Primo Levi (1919-1987) Şubat 1944’te, partizan faaliyetler sırasında yakalanarak Auschwitz‘e gönderilen İtalyan bir kimyagerdi. Konvoyunda yer alan 650 kişiden yalnızca 96’sı, geliş anında gaz odalarına gönderilmemişti: kaydedilen 96 kişiden yalnızca üçü, hayatta kalmayı başardı.
Levi, Auschwitz III-Monowitz’de geçirdiği bir yılın ardından Kızıl Ordu tarafından Ocak 1945’te özgürlüğüne kavuşturuldu. Naziler, geride kalanların Kızıl Ordu gelmeden önce hastalık ve beslenme eksikliği nedeniyle öleceklerine inandıkları için son ölüm yürüyüşlerine çıkmaya zorlanmamıştı.
Levi, özgürlüğe kavuşmanın ardından Auschwitz kamp alanında iyileşmek için zaman ayırdı ve ardından, hayatının geri kalanını geçireceği Turin’deki evine doğru uzun bir yolculuğa başladı.

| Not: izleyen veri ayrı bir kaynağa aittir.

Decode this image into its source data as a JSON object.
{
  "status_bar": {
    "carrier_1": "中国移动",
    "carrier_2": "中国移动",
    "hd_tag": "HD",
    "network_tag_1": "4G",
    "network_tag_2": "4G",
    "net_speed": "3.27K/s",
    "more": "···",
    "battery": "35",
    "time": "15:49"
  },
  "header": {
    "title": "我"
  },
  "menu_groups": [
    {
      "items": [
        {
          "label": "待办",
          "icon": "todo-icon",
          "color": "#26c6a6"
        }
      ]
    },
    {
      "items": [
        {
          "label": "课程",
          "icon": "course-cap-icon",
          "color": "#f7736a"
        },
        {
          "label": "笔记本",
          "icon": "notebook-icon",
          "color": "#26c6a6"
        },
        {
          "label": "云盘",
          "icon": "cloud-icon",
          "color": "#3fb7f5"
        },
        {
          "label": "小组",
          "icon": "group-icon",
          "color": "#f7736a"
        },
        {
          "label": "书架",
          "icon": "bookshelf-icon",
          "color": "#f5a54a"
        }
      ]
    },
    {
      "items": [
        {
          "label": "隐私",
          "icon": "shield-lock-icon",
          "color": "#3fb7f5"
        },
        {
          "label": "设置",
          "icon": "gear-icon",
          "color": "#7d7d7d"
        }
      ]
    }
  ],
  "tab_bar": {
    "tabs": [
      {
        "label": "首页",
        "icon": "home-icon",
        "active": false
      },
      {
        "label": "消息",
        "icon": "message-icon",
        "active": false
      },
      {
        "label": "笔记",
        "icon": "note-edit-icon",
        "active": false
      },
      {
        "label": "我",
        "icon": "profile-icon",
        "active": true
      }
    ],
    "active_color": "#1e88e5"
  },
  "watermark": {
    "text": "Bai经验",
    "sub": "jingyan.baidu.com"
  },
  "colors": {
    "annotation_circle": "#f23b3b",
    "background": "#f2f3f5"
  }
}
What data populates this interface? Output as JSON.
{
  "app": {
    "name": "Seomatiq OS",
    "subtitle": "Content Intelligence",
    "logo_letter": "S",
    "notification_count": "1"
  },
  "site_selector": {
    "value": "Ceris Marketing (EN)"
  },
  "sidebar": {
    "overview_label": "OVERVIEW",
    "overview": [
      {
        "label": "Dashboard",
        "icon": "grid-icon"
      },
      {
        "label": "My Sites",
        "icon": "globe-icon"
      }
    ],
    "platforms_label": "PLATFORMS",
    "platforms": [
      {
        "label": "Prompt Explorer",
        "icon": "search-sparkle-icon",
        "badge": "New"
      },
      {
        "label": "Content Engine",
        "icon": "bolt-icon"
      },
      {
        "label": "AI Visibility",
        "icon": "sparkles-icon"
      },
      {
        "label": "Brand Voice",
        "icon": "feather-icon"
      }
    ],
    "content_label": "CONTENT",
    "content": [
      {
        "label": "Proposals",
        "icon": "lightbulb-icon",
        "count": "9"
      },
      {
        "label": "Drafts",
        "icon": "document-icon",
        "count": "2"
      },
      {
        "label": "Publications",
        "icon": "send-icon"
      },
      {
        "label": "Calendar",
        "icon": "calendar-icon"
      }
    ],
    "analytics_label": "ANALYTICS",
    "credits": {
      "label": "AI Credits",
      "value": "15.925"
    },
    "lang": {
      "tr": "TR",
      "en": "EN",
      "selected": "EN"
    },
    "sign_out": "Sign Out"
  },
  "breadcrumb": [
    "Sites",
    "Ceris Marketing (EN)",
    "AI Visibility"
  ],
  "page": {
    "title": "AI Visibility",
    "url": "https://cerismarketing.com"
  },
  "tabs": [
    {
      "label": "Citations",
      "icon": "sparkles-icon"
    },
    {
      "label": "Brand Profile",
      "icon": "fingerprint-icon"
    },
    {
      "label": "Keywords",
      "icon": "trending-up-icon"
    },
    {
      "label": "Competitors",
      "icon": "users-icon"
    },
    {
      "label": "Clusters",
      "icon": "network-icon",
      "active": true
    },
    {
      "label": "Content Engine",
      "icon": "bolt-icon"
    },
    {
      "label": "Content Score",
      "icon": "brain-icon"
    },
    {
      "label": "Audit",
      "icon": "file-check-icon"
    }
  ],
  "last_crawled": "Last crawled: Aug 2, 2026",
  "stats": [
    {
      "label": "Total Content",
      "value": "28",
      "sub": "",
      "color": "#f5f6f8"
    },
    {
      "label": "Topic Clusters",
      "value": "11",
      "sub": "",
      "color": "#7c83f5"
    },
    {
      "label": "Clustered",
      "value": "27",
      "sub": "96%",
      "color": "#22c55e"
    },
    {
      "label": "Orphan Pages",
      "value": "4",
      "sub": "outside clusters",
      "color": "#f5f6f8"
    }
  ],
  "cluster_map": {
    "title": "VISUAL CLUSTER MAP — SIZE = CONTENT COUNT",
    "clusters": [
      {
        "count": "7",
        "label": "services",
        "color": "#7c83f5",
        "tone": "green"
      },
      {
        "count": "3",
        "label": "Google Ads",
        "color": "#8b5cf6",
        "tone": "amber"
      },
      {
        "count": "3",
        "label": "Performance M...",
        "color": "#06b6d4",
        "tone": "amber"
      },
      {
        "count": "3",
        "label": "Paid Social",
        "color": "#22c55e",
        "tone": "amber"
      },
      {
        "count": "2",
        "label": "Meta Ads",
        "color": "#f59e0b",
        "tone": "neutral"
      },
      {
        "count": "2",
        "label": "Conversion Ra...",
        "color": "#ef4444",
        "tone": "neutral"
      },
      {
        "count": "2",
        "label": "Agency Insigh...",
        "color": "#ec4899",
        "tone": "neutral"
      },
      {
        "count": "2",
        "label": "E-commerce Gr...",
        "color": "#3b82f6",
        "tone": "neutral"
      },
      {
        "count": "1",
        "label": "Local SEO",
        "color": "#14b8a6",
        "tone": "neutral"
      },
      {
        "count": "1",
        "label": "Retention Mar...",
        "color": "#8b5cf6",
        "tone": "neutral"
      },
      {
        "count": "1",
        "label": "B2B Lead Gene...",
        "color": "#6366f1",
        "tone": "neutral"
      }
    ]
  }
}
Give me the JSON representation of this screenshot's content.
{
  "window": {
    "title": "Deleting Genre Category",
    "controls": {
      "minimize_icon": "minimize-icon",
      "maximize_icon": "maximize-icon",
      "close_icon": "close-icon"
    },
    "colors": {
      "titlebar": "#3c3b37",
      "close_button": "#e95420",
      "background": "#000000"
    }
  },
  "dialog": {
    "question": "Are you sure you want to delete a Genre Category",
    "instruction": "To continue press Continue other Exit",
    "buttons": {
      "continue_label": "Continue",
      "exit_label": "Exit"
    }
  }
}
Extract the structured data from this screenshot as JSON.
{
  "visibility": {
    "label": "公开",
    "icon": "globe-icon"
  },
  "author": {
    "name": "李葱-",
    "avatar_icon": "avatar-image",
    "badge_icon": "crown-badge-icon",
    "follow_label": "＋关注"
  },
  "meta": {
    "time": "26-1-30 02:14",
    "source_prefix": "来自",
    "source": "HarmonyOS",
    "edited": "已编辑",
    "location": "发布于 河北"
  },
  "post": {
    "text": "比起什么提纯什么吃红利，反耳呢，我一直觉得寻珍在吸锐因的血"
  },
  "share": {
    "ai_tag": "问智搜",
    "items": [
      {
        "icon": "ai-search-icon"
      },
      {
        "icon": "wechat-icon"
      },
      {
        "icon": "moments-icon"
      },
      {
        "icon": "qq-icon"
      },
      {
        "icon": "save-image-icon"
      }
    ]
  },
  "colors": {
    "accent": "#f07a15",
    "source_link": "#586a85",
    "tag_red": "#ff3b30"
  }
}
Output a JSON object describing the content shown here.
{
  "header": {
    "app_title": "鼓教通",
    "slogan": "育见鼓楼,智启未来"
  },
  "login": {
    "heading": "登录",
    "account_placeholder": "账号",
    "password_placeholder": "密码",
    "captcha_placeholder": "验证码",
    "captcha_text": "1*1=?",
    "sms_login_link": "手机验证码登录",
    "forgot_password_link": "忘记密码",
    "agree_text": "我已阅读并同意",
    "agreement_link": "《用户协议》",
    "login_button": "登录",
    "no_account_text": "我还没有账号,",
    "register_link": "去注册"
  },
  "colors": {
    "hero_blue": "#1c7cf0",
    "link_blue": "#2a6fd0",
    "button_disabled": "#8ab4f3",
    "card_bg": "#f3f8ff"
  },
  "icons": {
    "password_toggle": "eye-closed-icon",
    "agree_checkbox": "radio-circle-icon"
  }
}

Levi, dönüşünün ardından Auschwitz’deki deneyimlerini yazarak 1947’de [Bunlar Da Mı İnsan] adıyla bastırsa da, kitap ilk başlarda fazla ilgi görmedi. Kitap 1958’de yeniden basıldı ve kazandığı başarısı, 1963’de [Ateşkes] adında, Turin’deki deneyimlerini anlatan ikinci bir kitabın basılmasına zemin hazırladı. Levi daha bir çok kitap yazdı ve yazdığı en son kitap, 1986’daki Boğulanlar ve Kurtulanlar oldu. Hayatta kalışına dair en derin vicdan muhasebelerini yaptığı bu kitabı bitirdikten kısa bir süre sonra, kendini öldürdüğü izlenimini veren koşullarda hayatını kaybetti.
[Auschwitz III-Monowitz: Ekim 1942’de kurulan ve Auschwitz kamplarının Ocak 1945’te özgürlüğe kavuşturulmasına dek süren Bunawerke kimyasal madde fabrikasına bağlı bir zorunlu işçilik kampıydı. Kasım 1943’ten itibaren, Güney Polonya’daki maden ve fabrikalardaki Auschwitz alt kampları için idari merkezdi.
Hayatta kalan tanıklar Elie Wiesel ve Primo Levi’ninkiler de dahil olmak üzere mahkûmların çalıştırılmasından, özellikle Alman kimyasal madde holding şirketi I.G. Farben için bir fabrika inşa etmek üzere faydalanıldı. Saha bugün boş olmasına rağmen fabrika hala yerinde: makineler savaş sonrasında SSCB’ye gönderilmiş ve ardından Polonya hükümeti tarafından yenilenmişti.]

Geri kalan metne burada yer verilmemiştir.